Thursday, September 30, 2010

Talk Back Thursday

Thank you so much to CarlaF, Ivalyn, StitchyWitch, Julia, Summerset, Faye, Elaina, Meredith, Nancy W., Katherine H., Shannon, Sarah & Becky for talking back to my confession last week! I confessed that I haven't used sew-in interfacing since my highschool days, when that was the only option around, and asked if others were similarly "addicted" to fusibles.

As usual, I got a lot of different opinions and a lot of good insights!

For starters, there were a few folks on each end of the continuum. More specifically, there were 4 votes for "I have NEVER used sew-in interfacing" (with 3 of these folks taking the further "but I am considering trying it someday" position) and 2 votes for "I ONLY use sew-in interfacing."

In the "I rarely use..." category, the 2 sides were evenly matched, with 1 vote for (or against, depending on how you look at it) sew-in and 1 vote for (or against) fusible.

We even had a couple of votes for "I don't really use 'interfacing' at all." Elaina prefers to use organza and canvas (depending on the fashion fabric) instead of official interfacing and Katherine reported that lately she's been avoiding patterns that call for facings, and so that elimates the need for much interfacing.

And, of course, we had a variety of "it depends" responses - seven, to be exact.

Five of those seven said that it depends on the type of fabric. Three said that they use sew-in interfacing on sheer fabrics, like silk and organza, and one only uses fusbiles for knits.

Katherine said that (when she does use interfacing) the type she uses depends on the instructions / recommendations of the pattern.

And Summerset said that her choice depends on the nature of the project. She uses sew-in for her couture projects (because, among other things, it IS couture) and fusible for children's clothes and more trendy clothes - reading between the lines a bit, clothes that don't necessarily have to last forever.

There were also some pros and cons of the two materials called out.
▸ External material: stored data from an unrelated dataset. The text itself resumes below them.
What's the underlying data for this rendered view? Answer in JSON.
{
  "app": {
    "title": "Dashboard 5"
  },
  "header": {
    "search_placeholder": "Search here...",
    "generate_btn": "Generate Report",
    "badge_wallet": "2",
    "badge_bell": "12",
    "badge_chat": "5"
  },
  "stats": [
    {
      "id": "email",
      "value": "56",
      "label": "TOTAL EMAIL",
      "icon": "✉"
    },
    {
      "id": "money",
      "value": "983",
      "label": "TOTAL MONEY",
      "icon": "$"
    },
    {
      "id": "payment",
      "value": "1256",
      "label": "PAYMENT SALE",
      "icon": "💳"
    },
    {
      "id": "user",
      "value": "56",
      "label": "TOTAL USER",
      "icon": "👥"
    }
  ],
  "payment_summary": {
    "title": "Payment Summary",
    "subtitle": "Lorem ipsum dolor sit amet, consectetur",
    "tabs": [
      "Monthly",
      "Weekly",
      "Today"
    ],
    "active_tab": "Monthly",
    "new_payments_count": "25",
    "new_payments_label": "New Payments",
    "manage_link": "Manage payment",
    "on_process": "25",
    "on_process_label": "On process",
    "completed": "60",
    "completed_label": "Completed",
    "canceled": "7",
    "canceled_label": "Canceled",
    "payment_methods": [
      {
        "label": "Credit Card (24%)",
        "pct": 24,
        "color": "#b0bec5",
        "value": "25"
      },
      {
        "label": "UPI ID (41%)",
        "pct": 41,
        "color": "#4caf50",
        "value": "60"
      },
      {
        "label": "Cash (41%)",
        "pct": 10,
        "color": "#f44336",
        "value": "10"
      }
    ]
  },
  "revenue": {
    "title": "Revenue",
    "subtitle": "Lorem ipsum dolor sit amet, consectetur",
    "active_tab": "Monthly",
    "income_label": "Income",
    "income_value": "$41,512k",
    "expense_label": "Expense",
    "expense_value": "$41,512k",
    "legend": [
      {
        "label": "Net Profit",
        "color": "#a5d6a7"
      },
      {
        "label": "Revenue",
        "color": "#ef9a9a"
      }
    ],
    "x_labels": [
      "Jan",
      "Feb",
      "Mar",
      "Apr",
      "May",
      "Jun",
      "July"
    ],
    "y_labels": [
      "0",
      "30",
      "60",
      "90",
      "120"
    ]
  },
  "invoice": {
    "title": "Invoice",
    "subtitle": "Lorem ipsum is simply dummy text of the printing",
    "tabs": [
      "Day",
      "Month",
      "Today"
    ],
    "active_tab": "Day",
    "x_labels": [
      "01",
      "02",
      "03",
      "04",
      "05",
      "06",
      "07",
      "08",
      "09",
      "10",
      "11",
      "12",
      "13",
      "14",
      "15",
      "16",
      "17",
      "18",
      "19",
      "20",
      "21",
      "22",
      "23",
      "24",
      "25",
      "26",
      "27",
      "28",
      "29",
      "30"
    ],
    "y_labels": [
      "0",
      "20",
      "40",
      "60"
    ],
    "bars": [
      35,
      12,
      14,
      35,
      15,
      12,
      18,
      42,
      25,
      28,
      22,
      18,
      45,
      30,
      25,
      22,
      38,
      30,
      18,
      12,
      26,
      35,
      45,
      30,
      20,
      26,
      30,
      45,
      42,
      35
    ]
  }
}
Hmmm... Now that I think about it, there were some pros for sew-in and some cons for fusibles called out. ;)

Regarding cons: Several people pointed out that fusibles can mess up your iron and are not as dependable as sew-ins, and can pucker and bubble - especially after washing.

Although Meredith - who has sewn continuously from the P.F. era (pre-fusibles) through the Dark Ages (of "iron on" Pellon) and into the present, A.F. (after fusibles) - believes that today's high quality, woven fusibles do not have this problem.

I completely missed the Dark Ages - they took place during my 20 year sewing hiatus - sounds like it was a very rough time for all... ;)

Regarding pros: Of course, sew-in interfacing was called out as supporting a longer life for your garments. And Shannon prefers sew-in because it's easier to fix mistakes - once a fusible is attached, it's not coming off! At least, not ALL of it... ;)

Thanks again to everyone who responded! I love reading about your experiences and being able to learn from you! :)


Rose said...

Thanks for the summary. There's lots of good info in this post.

wendy said...

Regarding cons: Several people pointed out that fusibles can mess up your iron

Can't help with the puckering, but this particular problem is very easy to fix. Get a small bowl and mix vinegar and salt together into a paste. Rub it over the iron soleplate. Scorch marks from fusibles will come right off.

meredithp said...

You are too young for the "Dark Ages", it was earlier than your haitus. I suspect your hiatus was much more recent :-)

meredithp said...

Oh, and I have good luck cleaning my iron with that commercial "Iron Off" stuff you can get in the notions department. Not that I've ever fused anything to my, not me.

Actually, I find that there is buildup over time, even when I don't manage to apply interfacing to it, because lint and other things burn on to the bottom of the iron.

My best interfacing tip is my dry press. DH surprised me with it years ago and it is awesome. Saves time and fuses beautifully. Since it's dry, it doesn't have those annoying holes in the soleplate.